7 Continued For instance, "if police are too focused on looking for non-white lawbreakers, they might be less vigilant toward White ones, conferring an unjust enrichment benefit on Whites who do break the laws but escape detection for this reason” (Blum, 2008). This has been the foundation of racism since the beginning of time.

8 Food For Thought Any constitutional/equality legislation represent a major shift in societal thinking by explicitly recognizing diversity in Canadian society. Although legislation remains extremely important, it “does not ensure protection of equal opportunity and recognition of diverse identities in Canadian society” (Sheppard, 2006).
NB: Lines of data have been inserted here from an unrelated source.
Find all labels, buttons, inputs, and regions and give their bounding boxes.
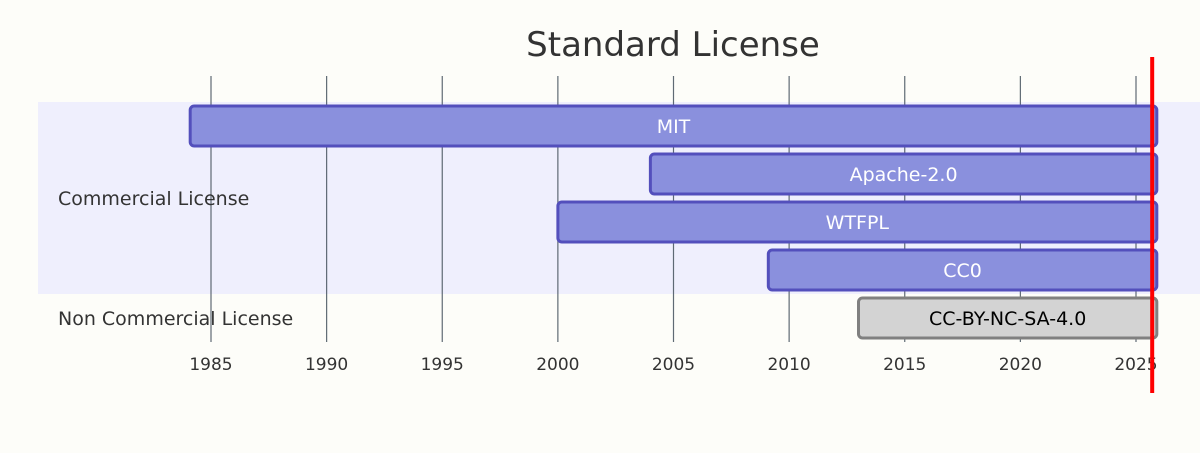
- task-bar[interactable]: [556, 200, 1159, 244]
- x-tick-label: 2015: [883, 355, 926, 375]
- task-bar[interactable]: [766, 248, 1159, 292]
- task-bar[interactable]: [648, 152, 1159, 196]
- task-bar-label: MIT: [657, 116, 691, 138]
- task-bar[interactable]: [857, 296, 1159, 340]
- x-tick-label: 2020: [999, 355, 1042, 375]
- x-tick-label: 2025: [1114, 355, 1157, 375]
- x-tick-label: 1990: [305, 355, 348, 375]
- task-bar[interactable]: [188, 104, 1159, 148]
- task-bar-label: WTFPL: [826, 212, 890, 234]
- x-tick-label: 2010: [767, 355, 810, 375]
- chart-title: Standard License: [526, 25, 820, 65]
- task-bar-label: CC0: [943, 260, 982, 282]
- section-label: Commercial License: [58, 188, 249, 210]
- section-labels: Commercial License Non Commercial License: [58, 188, 293, 330]
- x-tick-label: 2000: [536, 355, 579, 375]
- x-tick-label: 1995: [421, 355, 464, 375]
- section-label: Non Commercial License: [58, 308, 293, 330]
- x-axis-ticks: 1985 1990 1995 2000 2005 2010 2015 2020 2025: [189, 355, 1157, 375]
- task-bar-label: Apache-2.0: [850, 164, 958, 186]
- task-bar-label: CC-BY-NC-SA-4.0: [929, 308, 1086, 330]
- x-tick-label: 1985: [189, 355, 232, 375]
- x-tick-label: 2005: [652, 355, 695, 375]
- task-bars: MIT Apache-2.0 WTFPL CC0 CC-BY-NC-SA-4.0: [188, 104, 1159, 340]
9 Continued An education which implies that multiculturalism is relevant only to minority groups is ineffective because the majority group needs to be equally aware of the changing nature of Canadian society and their privileged position in it. They need to know about unequal power relations, the meaning of difference and the experiences of those who are "different." The need is to transform existing institutional practices to create a society in which integration does not mean accommodation of certain “ethnic” groups; rather, it must construct a common space where dominant and minority groups are not recognized as having different privileges.

10 Continued In the context of the social changes in Canadian society and the world, the basis of education is to question and examine the roots of injustice and intolerance. Thus, the liberation achieved through education can be a powerful force in our society to produce enlightened citizens. Multicultural education is not a static concept. It is changing in interesting ways. It can liberate the mind from bigotry, intolerance, and injustice – and nourish open dialogue and friendly exchange among people.
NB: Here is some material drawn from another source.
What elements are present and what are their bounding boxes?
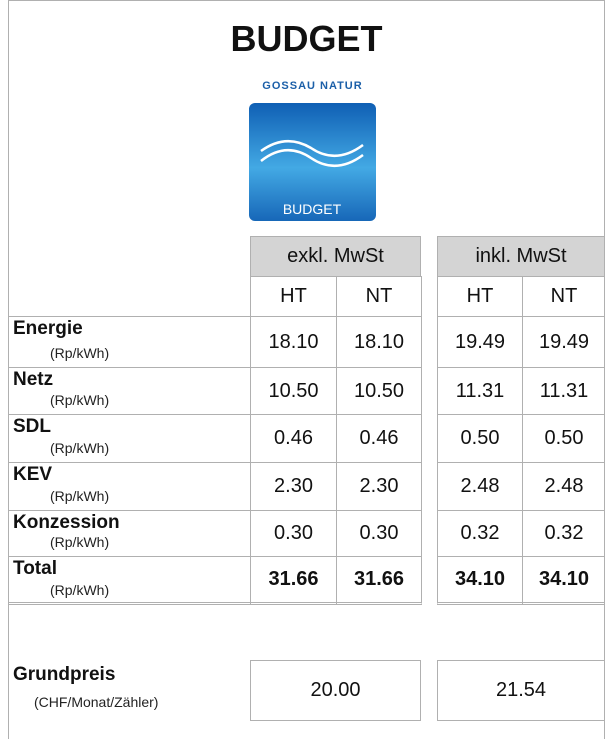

11 Conclusions If you allow your student to understand and learn about their own preconceptions about culture/race, they will become self-aware of past failures, and find ways to overcome these failures and move toward success.

12 Interactive Learning Activity
I would like you to reflect on the identity you have been given in small groups (4-5 per group). Ask yourself the following questions and we will discuss shortly!: What are some of the obstacles that someone with my identity can have in the classroom? How can my identity help me succeed in school/life? How does my identity affect my interpersonal relationships with my peers?

13 Identities Group 1: A 16 year old pregnant teenager.
Group 2: A 44 year old single father of 3 children. Group 3: A high functioning autistic 20 year old. Group 4: A 17 year old Hispanic male. Group 5: A 15 year old black male. Group 6: A 60 year old single woman. Group 7: A 16 year old with ADD/ADHD. Group 8: An 18 year old white male.